Arriving in Kirkwall at 3.30 on a Saturday afternoon, we phoned the insurance company to alert them to our misfortune and get permission to start shopping. We were advised that we would have to wait until 7.30 before such benediction could be given; we advised them in turn that this was the last flight until Monday morning and the shops would shut in ninety minutes; in turn the insurance advisor in Toronto chose to disbelieve this, indicating that any community that allowed a thirty-six hour gap between flights was beyond his comprehension. We pushed the matter in a strong but forceful tone, and eventually received the OK to shop.
By now it was 4.00, and the town ten minutes away from the airport; we rushed to the high street, and charged aimlessly from shop to shop trying to find clothes appropriate for the weekend, but to little avail.

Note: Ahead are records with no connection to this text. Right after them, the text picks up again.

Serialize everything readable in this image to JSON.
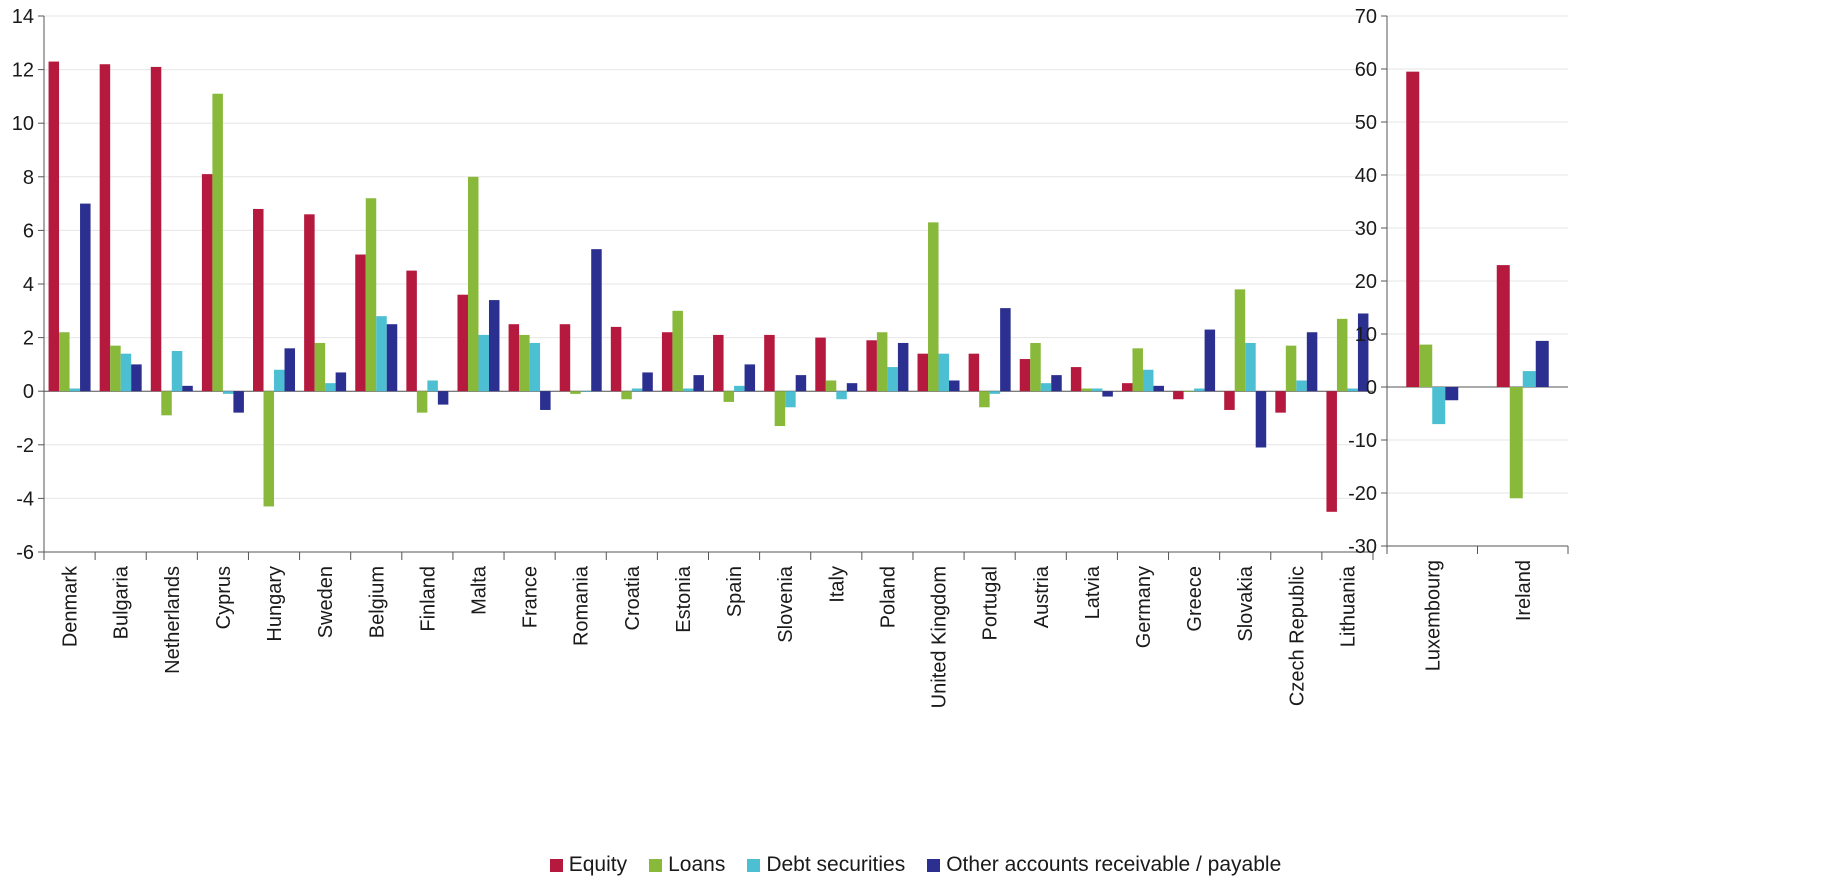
{
  "chart_data": [
    {
      "type": "bar",
      "categories": [
        "Denmark",
        "Bulgaria",
        "Netherlands",
        "Cyprus",
        "Hungary",
        "Sweden",
        "Belgium",
        "Finland",
        "Malta",
        "France",
        "Romania",
        "Croatia",
        "Estonia",
        "Spain",
        "Slovenia",
        "Italy",
        "Poland",
        "United Kingdom",
        "Portugal",
        "Austria",
        "Latvia",
        "Germany",
        "Greece",
        "Slovakia",
        "Czech Republic",
        "Lithuania"
      ],
      "ylim": [
        -6,
        14
      ],
      "yticks": [
        -6,
        -4,
        -2,
        0,
        2,
        4,
        6,
        8,
        10,
        12,
        14
      ],
      "grid": true,
      "series": [
        {
          "name": "Equity",
          "values": [
            12.3,
            12.2,
            12.1,
            8.1,
            6.8,
            6.6,
            5.1,
            4.5,
            3.6,
            2.5,
            2.5,
            2.4,
            2.2,
            2.1,
            2.1,
            2.0,
            1.9,
            1.4,
            1.4,
            1.2,
            0.9,
            0.3,
            -0.3,
            -0.7,
            -0.8,
            -4.5
          ]
        },
        {
          "name": "Loans",
          "values": [
            2.2,
            1.7,
            -0.9,
            11.1,
            -4.3,
            1.8,
            7.2,
            -0.8,
            8.0,
            2.1,
            -0.1,
            -0.3,
            3.0,
            -0.4,
            -1.3,
            0.4,
            2.2,
            6.3,
            -0.6,
            1.8,
            0.1,
            1.6,
            0.0,
            3.8,
            1.7,
            2.7
          ]
        },
        {
          "name": "Debt securities",
          "values": [
            0.1,
            1.4,
            1.5,
            -0.1,
            0.8,
            0.3,
            2.8,
            0.4,
            2.1,
            1.8,
            0.0,
            0.1,
            0.1,
            0.2,
            -0.6,
            -0.3,
            0.9,
            1.4,
            -0.1,
            0.3,
            0.1,
            0.8,
            0.1,
            1.8,
            0.4,
            0.1
          ]
        },
        {
          "name": "Other accounts receivable / payable",
          "values": [
            7.0,
            1.0,
            0.2,
            -0.8,
            1.6,
            0.7,
            2.5,
            -0.5,
            3.4,
            -0.7,
            5.3,
            0.7,
            0.6,
            1.0,
            0.6,
            0.3,
            1.8,
            0.4,
            3.1,
            0.6,
            -0.2,
            0.2,
            2.3,
            -2.1,
            2.2,
            2.9
          ]
        }
      ]
    },
    {
      "type": "bar",
      "categories": [
        "Luxembourg",
        "Ireland"
      ],
      "ylim": [
        -30,
        70
      ],
      "yticks": [
        -30,
        -20,
        -10,
        0,
        10,
        20,
        30,
        40,
        50,
        60,
        70
      ],
      "grid": true,
      "series": [
        {
          "name": "Equity",
          "values": [
            59.5,
            23.0
          ]
        },
        {
          "name": "Loans",
          "values": [
            8.0,
            -21.0
          ]
        },
        {
          "name": "Debt securities",
          "values": [
            -7.0,
            3.0
          ]
        },
        {
          "name": "Other accounts receivable / payable",
          "values": [
            -2.5,
            8.7
          ]
        }
      ]
    }
  ],
  "colors": [
    "#b5193d",
    "#89b93b",
    "#4dbfd3",
    "#2b2f8f"
  ],
  "legend": {
    "placement": "bottom",
    "items": [
      {
        "label": "Equity"
      },
      {
        "label": "Loans"
      },
      {
        "label": "Debt securities"
      },
      {
        "label": "Other accounts receivable / payable"
      }
    ]
  }
}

Advised by delightful and conscientious sales people that “Ye really dinna want this one, and can get much finer in Inverness”, but nevertheless snatching the item before continuing, we were able to clothe her in an elementary style, and save the insurance company some $200.
Yesterday, I had a similar experience.
Allowed to spend $1,000, and still having no sight of my luggage, I headed into Limoux.
Now I have to say at this point that not all Frenchmen are slim-line creatures (Gerard Depardieux springs to mind) and although I could happily shed a kilo or two I am hardly a giant, but the shops of Limoux carry a very limited supply of comfortable clothing.
One disappointed shopkeeper, eyeing this rush bonanza keenly, told me that a certain size, of which he had many shirts, was “tres chic”; he lied, it wasn’t, and instead I had the single shirt available that actually fit. We were both sad, but I ploughed on.
Now I don’t actually know where Gerard Depardieux shops, but I can say with absolute certainty that it is not in Limoux. In addition to the shirt, rather catchy if I do say so myself, I managed to find suitable underwear, socks, a razor and a toothbrush before giving up the ghost.
And now, Friday morning in a rather overcast Esperaza, I wait for JAP Transport Chronopost to arrive, and hope that my bag remains unrifled and intact.